325 Wallace Street |
British Columbia Tourism Region : Vancouver, Coast, & Mountains
Description From Owner:
- Coquihalla River - from the Halkomelem word meaning 'stingy container [offish].'
- Dr. Brent Galloway supplies the following explanation: according to a legend, black water pygmies used to grab the fish spears of Indians trying to catch suckers in a certain stretch of the river and thus reduce their catch.
- Early diaries refer to this river as the Quaque-alla.
- Flood - After W.L. Flood, early builder and sawmill operator.
- Gibson Pass - After Luke Gibson, who arrived in Hope around 1912 and 'took pack trains between Hope and Princeton. He maintained stables at both places and at Chilliwack.
- Grainger Creek - After Martin Allerdale Grainger (1874-1941).
- After graduating from Cambridge he came to British Columbia and started the strenuous work of hand logging about which he wrote in Woodsmen of the West, a BC classic.
- He remained in forestry, both in the provincial service (he was Chief Forester 1916-20) and later in industry. He loved the outdoors and spent much time riding horseback and camping in the area around Princeton.

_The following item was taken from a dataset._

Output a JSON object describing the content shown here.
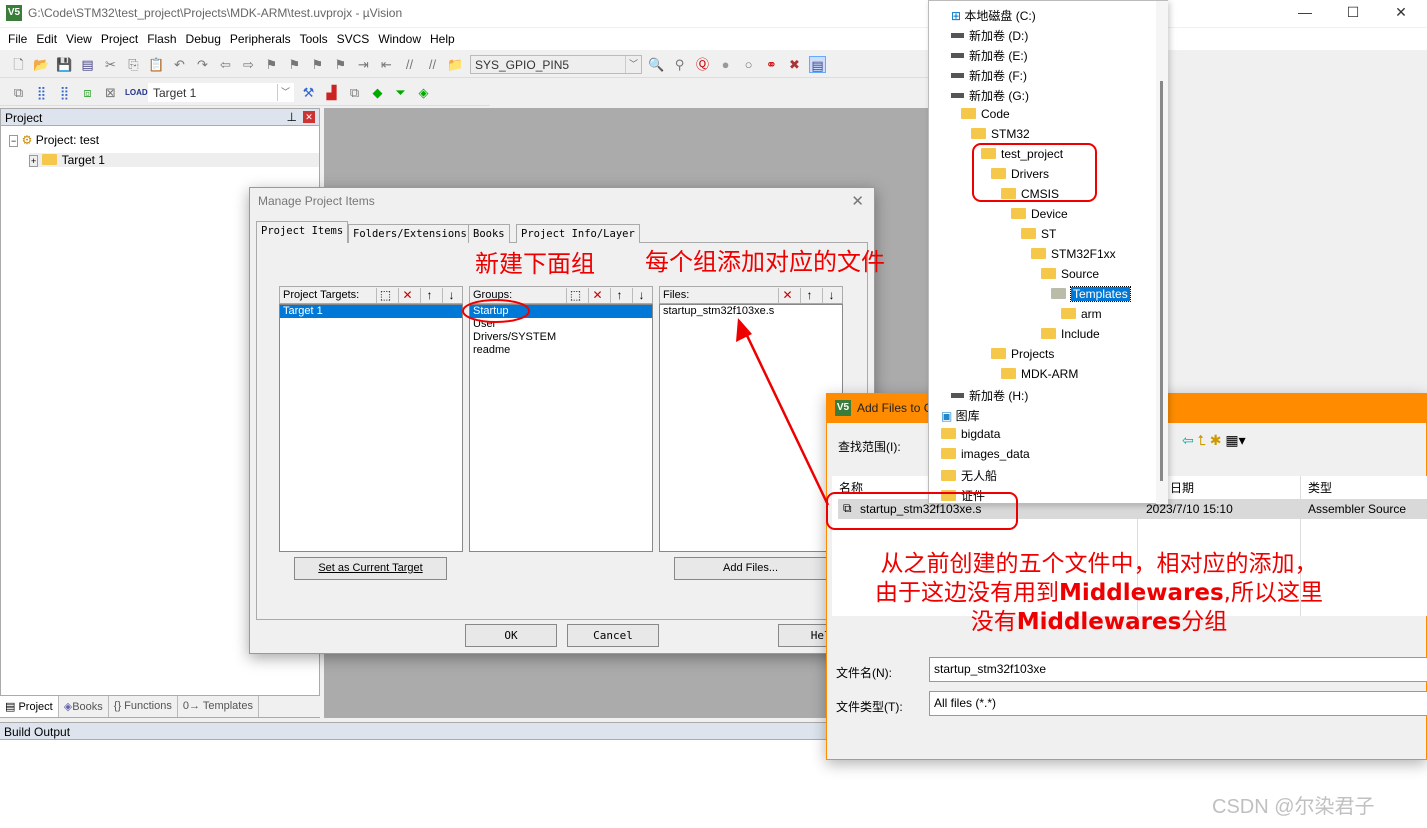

- Haig - This station on the CPR mainline was named Hope until the CPR transferred the name to the station of its Kettle Valley line on the other side of the Fraser.
- This station was then renamed Haig, in honour of the British Commander-in-Chief on the western front in the later years of World War I. Also MOUNT SIR DOUGLAS and HAIG GLACIER in the Rocky Mountains.
- Hope - Fort Hope was built in 1848-9 by Henry Newsham Peers, a clerk in the service of the HBC.
- A year earlier Peers had discovered a way through the mountains here (up the Coquihalla River and Peers Creek, over Fools Pass, along Podunk Creek, and across the Tulameen River).
- The HBC hoped that, with the building of a trail, this would prove a feasible all British route by which their brigades could travel between Fort Kamloops and Fort Langley.
- . (It was important that the brigades should not have to dip below the forty-ninth parallel into what had recently become American territory.)
- This hope, which was in fact realized, that a usable all-British route had been found led the HBC to name its new establishment Fort Hope.
- The townsite at Hope was laid out in 1858 by O.J. Travaillot and Corporal William Fisher, RE.
- The Halkomelem Indian name for the site of Hope means 'skinned rocks' (i.e., bare of moss).
- With permission from G.P.V and Helen B. Akrigg 1997 British Columbia Place Names. UBC Press.